4 days into my new job and my butt is kicked.
I haven’t worked a full-time job in about 4 years. Now that I’m at this extremely easy-going, non strenuous job 8 hours a day and I’m utterly wiped out.
How weird is that?
Well, in my defense, I am knocking on 40 and have piles of kids to come home to. But it is weird how exhausting it is, especially because I could do my job in my sleep (today, I’m not sure I didn’t). Maybe that’s the problem.
Actually, I think what it is, is how rushed and hurried I’ve had to be in the few hours between work and bed. Going suddenly from stay-at-home-mom to full-time outside-the-home worker, cuts an awful lot into the your day’s time. Now my days are filled with being at the office. And my evenings are filled with dashing around trying to do the things I need to do but can’t because I’m at the office. This busyness is a strange phenomenon that I never could quite understand the concept of before. It’s making a whole lotta sense now.

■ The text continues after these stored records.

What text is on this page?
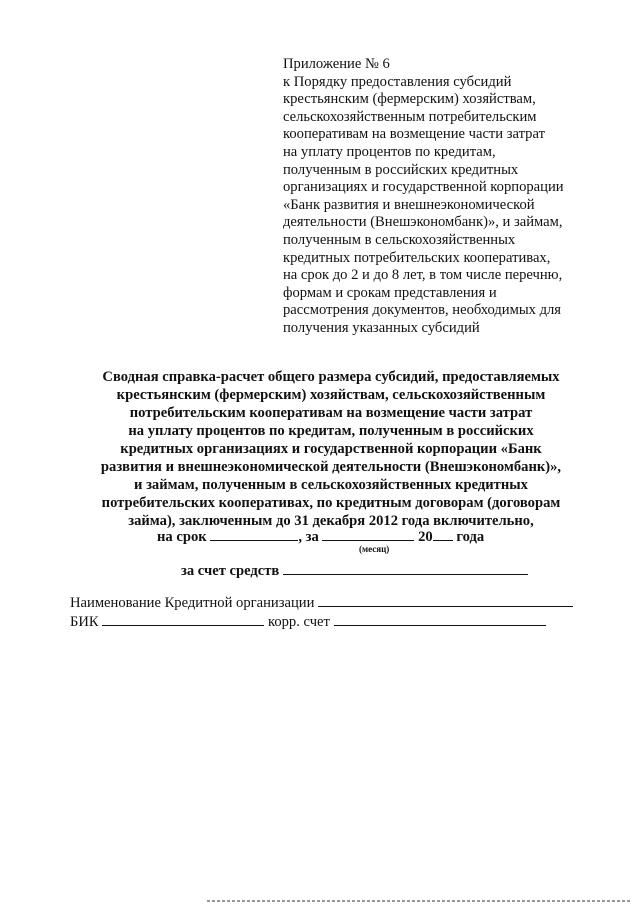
Приложение № 6
к Порядку предоставления субсидий
крестьянским (фермерским) хозяйствам,
сельскохозяйственным потребительским
кооперативам на возмещение части затрат
на уплату процентов по кредитам,
полученным в российских кредитных
организациях и государственной корпорации
«Банк развития и внешнеэкономической
деятельности (Внешэкономбанк)», и займам,
полученным в сельскохозяйственных
кредитных потребительских кооперативах,
на срок до 2 и до 8 лет, в том числе перечню,
формам и срокам представления и
рассмотрения документов, необходимых для
получения указанных субсидий
Сводная справка-расчет общего размера субсидий, предоставляемых
крестьянским (фермерским) хозяйствам, сельскохозяйственным
потребительским кооперативам на возмещение части затрат
на уплату процентов по кредитам, полученным в российских
кредитных организациях и государственной корпорации «Банк
развития и внешнеэкономической деятельности (Внешэкономбанк)»,
и займам, полученным в сельскохозяйственных кредитных
потребительских кооперативах, по кредитным договорам (договорам
займа), заключенным до 31 декабря 2012 года включительно,
на срок	, за	20 года
(месяц)
за счет средств
Наименование Кредитной организации
БИК	корр. счет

I mean you hear about busyness all the time; about how everyone is so busy and should slow down. I don’t remember this kind of busyness from when I worked full-time before. Maybe it was there, but I don’t remember it. Maybe I’m just getting old.

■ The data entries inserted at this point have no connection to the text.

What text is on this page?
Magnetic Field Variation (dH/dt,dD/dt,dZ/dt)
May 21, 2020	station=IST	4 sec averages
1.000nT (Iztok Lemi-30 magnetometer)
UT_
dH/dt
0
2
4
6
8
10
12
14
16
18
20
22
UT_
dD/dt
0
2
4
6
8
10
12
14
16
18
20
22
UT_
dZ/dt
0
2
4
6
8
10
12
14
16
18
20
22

Well, whatever the deal, I’m not going to get caught up in it. I won’t let it happen. What I need to do is figure out how to use my little bit of time. Or maybe I can figure out how to do things at home from work by remote.
I wish I could figure out how to get things done in my online bible study. I’m way behind…well, not way behind but I haven’t been able to get anything but the reading done.

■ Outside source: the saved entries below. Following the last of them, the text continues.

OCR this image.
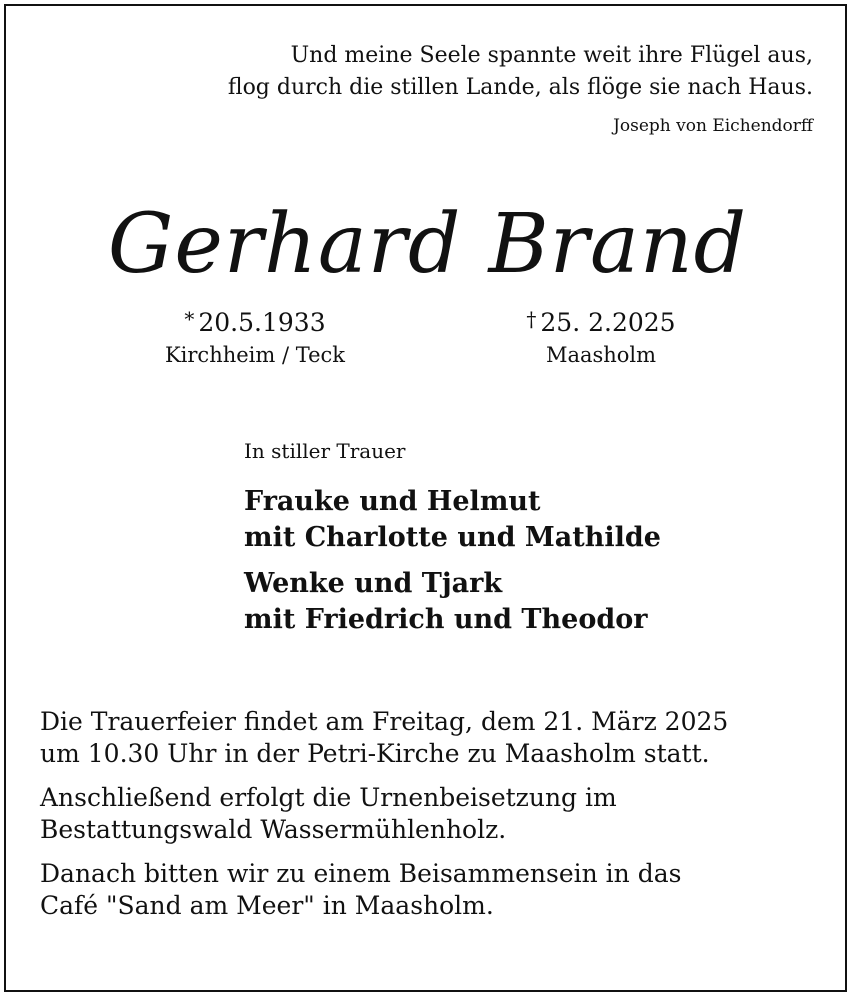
Und meine Seele spannte weit ihre Flügel aus,
flog durch die stillen Lande, als flöge sie nach Haus.
Joseph von Eichendorff
Gerhard Brand
* 20.5.1933
Kirchheim / Teck
† 25. 2.2025
Maasholm
In stiller Trauer
Frauke und Helmut
mit Charlotte und Mathilde
Wenke und Tjark
mit Friedrich und Theodor

Die Trauerfeier findet am Freitag, dem 21. März 2025
um 10.30 Uhr in der Petri-Kirche zu Maasholm statt.

Anschließend erfolgt die Urnenbeisetzung im
Bestattungswald Wassermühlenholz.

Danach bitten wir zu einem Beisammensein in das
Café "Sand am Meer" in Maasholm.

At least I figured out how to spend some time with God. I leave home at 8 am and I get to the office at a little after 8:30. Then I sit in my van and read my bible off my phone and listen to a worship song. It’s a nice way to start my day.
So, when am I going to post about my bible study? I don’t know. I will do my best, but I’m going to have to be behind until I can at least start getting better sleep so I’m not so tired in the evening and can do it with at least a semi-clear head.
I’d appreciate prayers for rest and the discernment keep my priorities where they should be.